Por outro lado, existe também todo um conjunto de entidades económico-militares, controladas por companhias nem sempre reconhecidas, como a Executive Outcomes, Lifeguard, Heritage Oil, Diamond Ox, Branch Energy , e que constituem a expressão das dinâmicas não oficiais e redes mafiosas que operam hoje um pouco por todo o continente, aproveitando-se da situação de instabilidade, da cultura da violência e da destruição maciça para a realização de negócios altamente lucrativos e para impôr as suas lógicas de actuação, isto é, contribuindo para aquilo que Patrick Chabal denomina de “ instrumentalização da desordem”.Sabe-se, no entanto, que as grandes empresas históricas que exploram as riquezas minerais no sul do país como o cobalto, o cobre, o ouro, os diamantes, entre outros, foram recuperados por empresários zimbaweanos, os quais estão a apoiar Kabila.
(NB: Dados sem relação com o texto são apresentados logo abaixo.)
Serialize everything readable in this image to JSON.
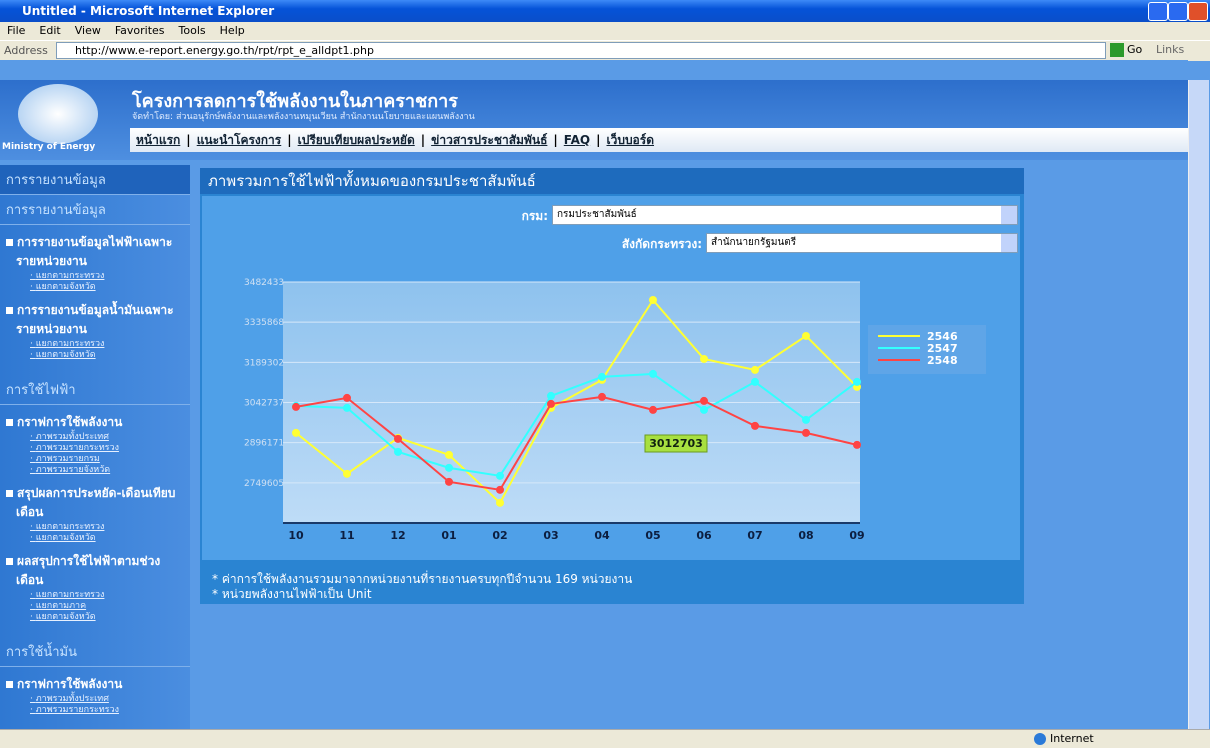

A título de exemplo refira-se a existência de um banco dirigido por membros do partido dominante no Zimbabwe, o qual tem o controlo e gestão do conjunto das riquezas diamantíferas retiradas da região do Katanga, em troca do auxílio e protecção prestados a Kabila.
Os conflitos em África constituem uma ameaça ao desenvolvimento e a própria sobrevivência, comprometendo a capacidade dos estados responderem aos desafios, por um lado, de construção e reforço do Estado democrático e, por outro lado, de reintegração de África no sistema internacional de desengajamento relativamente ao continente africano , o qual estando relacionado com questões de política e segurança internacional, não significa que tenham deixado de existir interesses a África nos conflitos aí existentes.
O carácter contagioso e aparentemente incontrolável deste conflito violento tem ainda por base uma lógica de legitimidade pelas armas e não pelas urnas, ou seja, uma cultura de Guerra político- militar que caminha lado a lado com uma concepção política guerreira, que simbolicamente a legitima; dinâmica essa que se expressa na existência de exércitos informais, milícias incontroláveis, bandos criminais, e uma verdadeira” politização da crimininalização da sociedade”.
A comunidade internacional, por sua vez, tem assumido um papel muito criticável nesta questão, até porque o facto de não existir uma consciência na sua actuação, expressa pela dualidade de critérios em situações semelhantes (decretaram-se embargos no Burundi na sequência do golpe de Estado perpetrado por Pierre Boyoya, mas nada fez relativamente ao derrube de Pascal Lissouba no Congo- Brazaville) fragiliza grandemente a sua credibilidade.Entretanto, enquanto este cenário de guerrilha se desenvolve, ainda muito se pode esperar quanto ao futuro do Congo democrático.